Martin and Julia crossed over and went to stand underneath the Chemical Tower Building, a tall triangle of glass and brick which, when compared to the Flat-iron Building, speaks several volumes on the death of architecture in the nation. This was the spot where the crowds gathered on New Year’s Eve to watch the ball drop, to signal in the new year, which is the same as the old year, except for the digits written on billions of pieces of paper from coast to coast. There several hundred thousand people get drunk and gaze fuzzily into the air waiting for the signal when they can all jump up and down and make noise. Those viewing or listening at home are switched to Guy Lombardo who still makes an effort at waving his arm although the band can play Auld Lang Syne with the perfection of a phonograph record. Then there are several moments of sentimentality and a dim flare of primordial awareness around the edge of deep unconsciousness which is the waking condition of the modern world.

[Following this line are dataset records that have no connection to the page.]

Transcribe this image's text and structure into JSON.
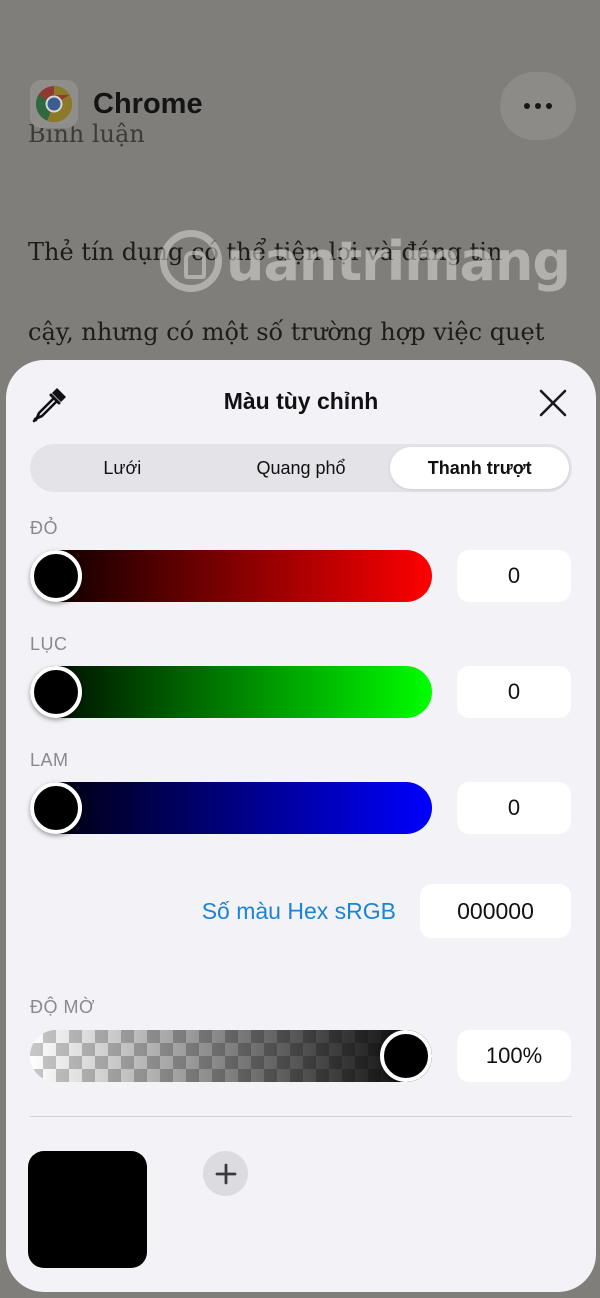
{
  "background": {
    "app_name": "Chrome",
    "lines": [
      "Bình luận",
      "Thẻ tín dụng có thể tiện lợi và đáng tin",
      "cậy, nhưng có một số trường hợp việc quẹt"
    ],
    "watermark": "uantrimang"
  },
  "picker": {
    "title": "Màu tùy chỉnh",
    "tabs": [
      "Lưới",
      "Quang phổ",
      "Thanh trượt"
    ],
    "active_tab": "Thanh trượt",
    "red": {
      "label": "ĐỎ",
      "value": "0"
    },
    "green": {
      "label": "LỤC",
      "value": "0"
    },
    "blue": {
      "label": "LAM",
      "value": "0"
    },
    "hex": {
      "label": "Số màu Hex sRGB",
      "value": "000000"
    },
    "opacity": {
      "label": "ĐỘ MỜ",
      "value": "100%",
      "level": 1.0
    },
    "selected_color": "#000000",
    "colors": {
      "accent": "#1c84d4",
      "sheet": "#f2f2f7"
    },
    "icons": [
      "eyedropper-icon",
      "close-icon",
      "plus-icon",
      "more-icon",
      "chrome-logo-icon"
    ]
  }
}
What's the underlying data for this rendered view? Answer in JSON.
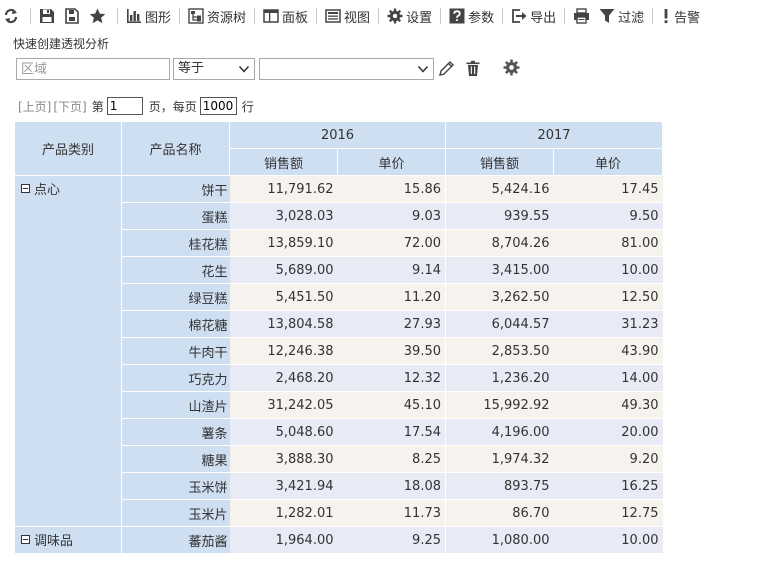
{
  "toolbar": {
    "items": [
      {
        "icon": "refresh-icon",
        "label": ""
      },
      {
        "icon": "save-icon",
        "label": ""
      },
      {
        "icon": "save-as-icon",
        "label": ""
      },
      {
        "icon": "star-icon",
        "label": ""
      },
      {
        "icon": "chart-icon",
        "label": "图形"
      },
      {
        "icon": "resource-tree-icon",
        "label": "资源树"
      },
      {
        "icon": "panel-icon",
        "label": "面板"
      },
      {
        "icon": "view-icon",
        "label": "视图"
      },
      {
        "icon": "gear-icon",
        "label": "设置"
      },
      {
        "icon": "help-icon",
        "label": "参数"
      },
      {
        "icon": "export-icon",
        "label": "导出"
      },
      {
        "icon": "printer-icon",
        "label": ""
      },
      {
        "icon": "filter-icon",
        "label": "过滤"
      },
      {
        "icon": "alert-icon",
        "label": "告警"
      }
    ]
  },
  "subtitle": "快速创建透视分析",
  "filter": {
    "field_placeholder": "区域",
    "operator": "等于",
    "value": ""
  },
  "pager": {
    "prev": "[上页]",
    "next": "[下页]",
    "page_prefix": "第",
    "page": "1",
    "page_suffix": "页，每页",
    "per_page": "1000",
    "per_page_suffix": "行"
  },
  "table": {
    "header": {
      "category": "产品类别",
      "name": "产品名称",
      "years": [
        "2016",
        "2017"
      ],
      "measures": [
        "销售额",
        "单价",
        "销售额",
        "单价"
      ]
    },
    "groups": [
      {
        "name": "点心",
        "rows": [
          {
            "name": "饼干",
            "v": [
              "11,791.62",
              "15.86",
              "5,424.16",
              "17.45"
            ]
          },
          {
            "name": "蛋糕",
            "v": [
              "3,028.03",
              "9.03",
              "939.55",
              "9.50"
            ]
          },
          {
            "name": "桂花糕",
            "v": [
              "13,859.10",
              "72.00",
              "8,704.26",
              "81.00"
            ]
          },
          {
            "name": "花生",
            "v": [
              "5,689.00",
              "9.14",
              "3,415.00",
              "10.00"
            ]
          },
          {
            "name": "绿豆糕",
            "v": [
              "5,451.50",
              "11.20",
              "3,262.50",
              "12.50"
            ]
          },
          {
            "name": "棉花糖",
            "v": [
              "13,804.58",
              "27.93",
              "6,044.57",
              "31.23"
            ]
          },
          {
            "name": "牛肉干",
            "v": [
              "12,246.38",
              "39.50",
              "2,853.50",
              "43.90"
            ]
          },
          {
            "name": "巧克力",
            "v": [
              "2,468.20",
              "12.32",
              "1,236.20",
              "14.00"
            ]
          },
          {
            "name": "山渣片",
            "v": [
              "31,242.05",
              "45.10",
              "15,992.92",
              "49.30"
            ]
          },
          {
            "name": "薯条",
            "v": [
              "5,048.60",
              "17.54",
              "4,196.00",
              "20.00"
            ]
          },
          {
            "name": "糖果",
            "v": [
              "3,888.30",
              "8.25",
              "1,974.32",
              "9.20"
            ]
          },
          {
            "name": "玉米饼",
            "v": [
              "3,421.94",
              "18.08",
              "893.75",
              "16.25"
            ]
          },
          {
            "name": "玉米片",
            "v": [
              "1,282.01",
              "11.73",
              "86.70",
              "12.75"
            ]
          }
        ]
      },
      {
        "name": "调味品",
        "rows": [
          {
            "name": "蕃茄酱",
            "v": [
              "1,964.00",
              "9.25",
              "1,080.00",
              "10.00"
            ]
          }
        ]
      }
    ]
  }
}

“Something is happening,” the collective mind says to itself. “There was something about . . . what was it? Time? Eternity? Wonder? Mystery? Awe? The Fact of Existence Itself? The Poignant Joy of Life? The Miracle of Love?”
But the shades go down very quickly, and before a quarter hour of “the new year” has passed everyone is stumbling about once more, ugly robots clanking about in the dirty grooves of their conditioning.
Martin and Julia stopped and turned to face one another. They held hands like two children about to swing round and round. They had not spoken a word for the entire thirty blocks they’d walked. There was nothing to say, and everything to say. The impact of the world they’d just passed through had both disheartened them and given them a wider perspective on their situation.